To be clear, dear reader, although I have a strong preference to running smaller LLMs on my own hardware, I also frequently use commercial LLM API vendors like Anthropic, OpenAI, ABACUS.AI, GROQ, and Google to take advantage of features like advanced models and scalability using cloud-based hardware.

About the Author

I am an AI practitioner and consultant specializing in large language models, LangChain/Llama-Index integrations, deep learning, and the semantic web. I have authored over 20 books on topics including artificial intelligence, Python, Common Lisp, deep learning, Haskell, Clojure, Java, Ruby, the Hy language, and the semantic web. I have 55 U.S. patents. Please check out my home page and social media: my personal web site https://markwatson.com, X/Twitter, my Blog on Blogspot, and my Blog on Substack

Requests from the Author

This book will always be available to read free online at https://leanpub.com/LMstudio/read.

That said, I appreciate it when readers purchase my books because the income enables me to spend more time writing.

Hire the Author as a Consultant

I am available for short consulting projects. Please see https://markwatson.com.

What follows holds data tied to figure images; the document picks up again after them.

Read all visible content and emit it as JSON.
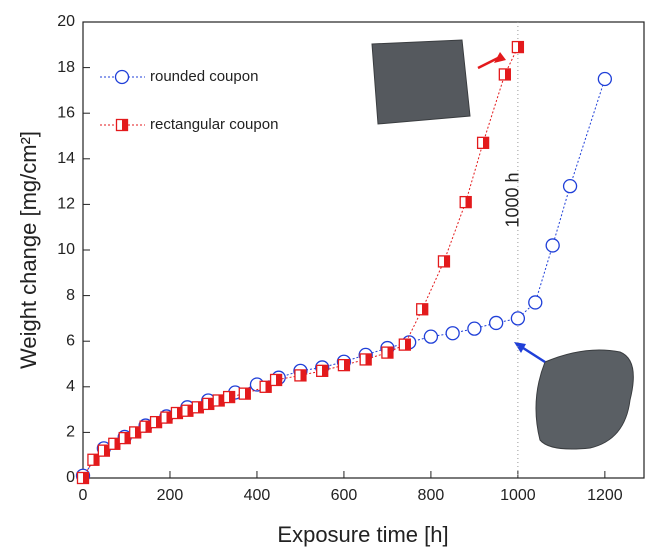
{
  "chart_data": {
    "type": "scatter",
    "xlabel": "Exposure time [h]",
    "ylabel": "Weight change [mg/cm²]",
    "xlim": [
      0,
      1290
    ],
    "ylim": [
      0,
      20
    ],
    "xticks": [
      0,
      200,
      400,
      600,
      800,
      1000,
      1200
    ],
    "yticks": [
      0,
      2,
      4,
      6,
      8,
      10,
      12,
      14,
      16,
      18,
      20
    ],
    "annotation": "1000 h",
    "vline": 1000,
    "series": [
      {
        "name": "rounded coupon",
        "color": "#1f3fd8",
        "marker": "circle",
        "x": [
          0,
          48,
          96,
          144,
          192,
          240,
          288,
          350,
          400,
          450,
          500,
          550,
          600,
          650,
          700,
          750,
          800,
          850,
          900,
          950,
          1000,
          1040,
          1080,
          1120,
          1200
        ],
        "values": [
          0.1,
          1.3,
          1.8,
          2.3,
          2.7,
          3.1,
          3.4,
          3.75,
          4.1,
          4.4,
          4.7,
          4.85,
          5.1,
          5.4,
          5.7,
          5.95,
          6.2,
          6.35,
          6.55,
          6.8,
          7.0,
          7.7,
          10.2,
          12.8,
          17.5
        ]
      },
      {
        "name": "rectangular coupon",
        "color": "#e31a1c",
        "marker": "half-square",
        "x": [
          0,
          24,
          48,
          72,
          96,
          120,
          144,
          168,
          192,
          216,
          240,
          264,
          288,
          312,
          336,
          372,
          420,
          444,
          500,
          550,
          600,
          650,
          700,
          740,
          780,
          830,
          880,
          920,
          970,
          1000
        ],
        "values": [
          0.0,
          0.8,
          1.2,
          1.5,
          1.75,
          2.0,
          2.25,
          2.45,
          2.65,
          2.85,
          2.95,
          3.1,
          3.25,
          3.4,
          3.55,
          3.7,
          4.0,
          4.3,
          4.5,
          4.7,
          4.95,
          5.2,
          5.5,
          5.85,
          7.4,
          9.5,
          12.1,
          14.7,
          17.7,
          18.9
        ]
      }
    ]
  }
}
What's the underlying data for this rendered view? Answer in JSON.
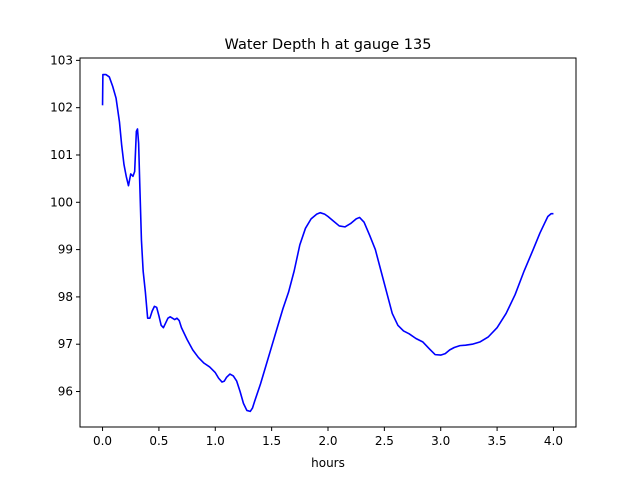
{
  "chart_data": {
    "type": "line",
    "title": "Water Depth h at gauge 135",
    "xlabel": "hours",
    "ylabel": "",
    "xlim": [
      -0.2,
      4.2
    ],
    "ylim": [
      95.25,
      103.05
    ],
    "xticks": [
      0.0,
      0.5,
      1.0,
      1.5,
      2.0,
      2.5,
      3.0,
      3.5,
      4.0
    ],
    "xtick_labels": [
      "0.0",
      "0.5",
      "1.0",
      "1.5",
      "2.0",
      "2.5",
      "3.0",
      "3.5",
      "4.0"
    ],
    "yticks": [
      96,
      97,
      98,
      99,
      100,
      101,
      102,
      103
    ],
    "ytick_labels": [
      "96",
      "97",
      "98",
      "99",
      "100",
      "101",
      "102",
      "103"
    ],
    "grid": false,
    "line_color": "#0000ff",
    "series": [
      {
        "name": "",
        "x": [
          0.0,
          0.003,
          0.03,
          0.06,
          0.09,
          0.12,
          0.15,
          0.17,
          0.19,
          0.21,
          0.23,
          0.25,
          0.27,
          0.285,
          0.3,
          0.31,
          0.32,
          0.33,
          0.345,
          0.36,
          0.38,
          0.4,
          0.42,
          0.44,
          0.46,
          0.48,
          0.5,
          0.52,
          0.54,
          0.56,
          0.58,
          0.6,
          0.62,
          0.64,
          0.66,
          0.68,
          0.7,
          0.75,
          0.8,
          0.85,
          0.9,
          0.95,
          1.0,
          1.03,
          1.06,
          1.08,
          1.1,
          1.13,
          1.16,
          1.19,
          1.22,
          1.25,
          1.28,
          1.31,
          1.33,
          1.35,
          1.4,
          1.45,
          1.5,
          1.55,
          1.6,
          1.65,
          1.7,
          1.75,
          1.8,
          1.85,
          1.9,
          1.93,
          1.97,
          2.0,
          2.05,
          2.1,
          2.15,
          2.2,
          2.25,
          2.28,
          2.32,
          2.37,
          2.42,
          2.47,
          2.52,
          2.57,
          2.62,
          2.67,
          2.72,
          2.78,
          2.84,
          2.9,
          2.95,
          3.0,
          3.04,
          3.08,
          3.12,
          3.17,
          3.22,
          3.28,
          3.35,
          3.42,
          3.5,
          3.58,
          3.66,
          3.74,
          3.82,
          3.88,
          3.92,
          3.95,
          3.98,
          4.0
        ],
        "y": [
          102.05,
          102.7,
          102.7,
          102.65,
          102.45,
          102.2,
          101.7,
          101.2,
          100.8,
          100.55,
          100.35,
          100.6,
          100.55,
          100.65,
          101.5,
          101.55,
          101.25,
          100.4,
          99.2,
          98.55,
          98.1,
          97.55,
          97.55,
          97.7,
          97.8,
          97.78,
          97.6,
          97.4,
          97.35,
          97.45,
          97.55,
          97.58,
          97.55,
          97.52,
          97.55,
          97.5,
          97.35,
          97.1,
          96.88,
          96.72,
          96.6,
          96.52,
          96.4,
          96.28,
          96.2,
          96.22,
          96.3,
          96.37,
          96.33,
          96.22,
          96.0,
          95.75,
          95.6,
          95.58,
          95.65,
          95.8,
          96.15,
          96.55,
          96.95,
          97.35,
          97.75,
          98.1,
          98.55,
          99.1,
          99.45,
          99.65,
          99.75,
          99.78,
          99.75,
          99.7,
          99.6,
          99.5,
          99.48,
          99.55,
          99.65,
          99.68,
          99.58,
          99.3,
          99.0,
          98.55,
          98.1,
          97.65,
          97.4,
          97.28,
          97.22,
          97.12,
          97.05,
          96.9,
          96.78,
          96.77,
          96.8,
          96.88,
          96.93,
          96.97,
          96.98,
          97.0,
          97.05,
          97.15,
          97.35,
          97.65,
          98.05,
          98.55,
          99.0,
          99.35,
          99.55,
          99.7,
          99.76,
          99.76
        ]
      }
    ]
  }
}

Why Should We Care About Privacy?

Running local models can enhance privacy when dealing with sensitive data. Let’s delve into why privacy is crucial and how LM Studio contributes to improved security.

Why is privacy important?

Privacy is paramount for several reasons:

  • Protection from Data Breaches: When data is processed by third-party services, it becomes vulnerable to potential data breaches. Storing and processing data locally minimizes this risk significantly. This is especially critical for sensitive information like personal details, financial records, or proprietary business data.
  • Compliance with Regulations: Many industries are subject to stringent data privacy regulations, such as GDPR, HIPAA, and CCPA. Running models locally can help organizations maintain compliance by ensuring data remains under their control.
  • Maintaining Confidentiality: For certain applications, like handling legal documents or medical records, maintaining confidentiality is of utmost importance. Local processing ensures that sensitive data isn’t exposed to external parties.
  • Data Ownership and Control: Individuals and organizations have a right to control their own data. Local models empower users to maintain ownership and make informed decisions about how their data is used and shared.
  • Preventing Misuse: By keeping data local, you reduce the risk of it being misused by third parties for unintended purposes, such as targeted advertising, profiling, or even malicious activities.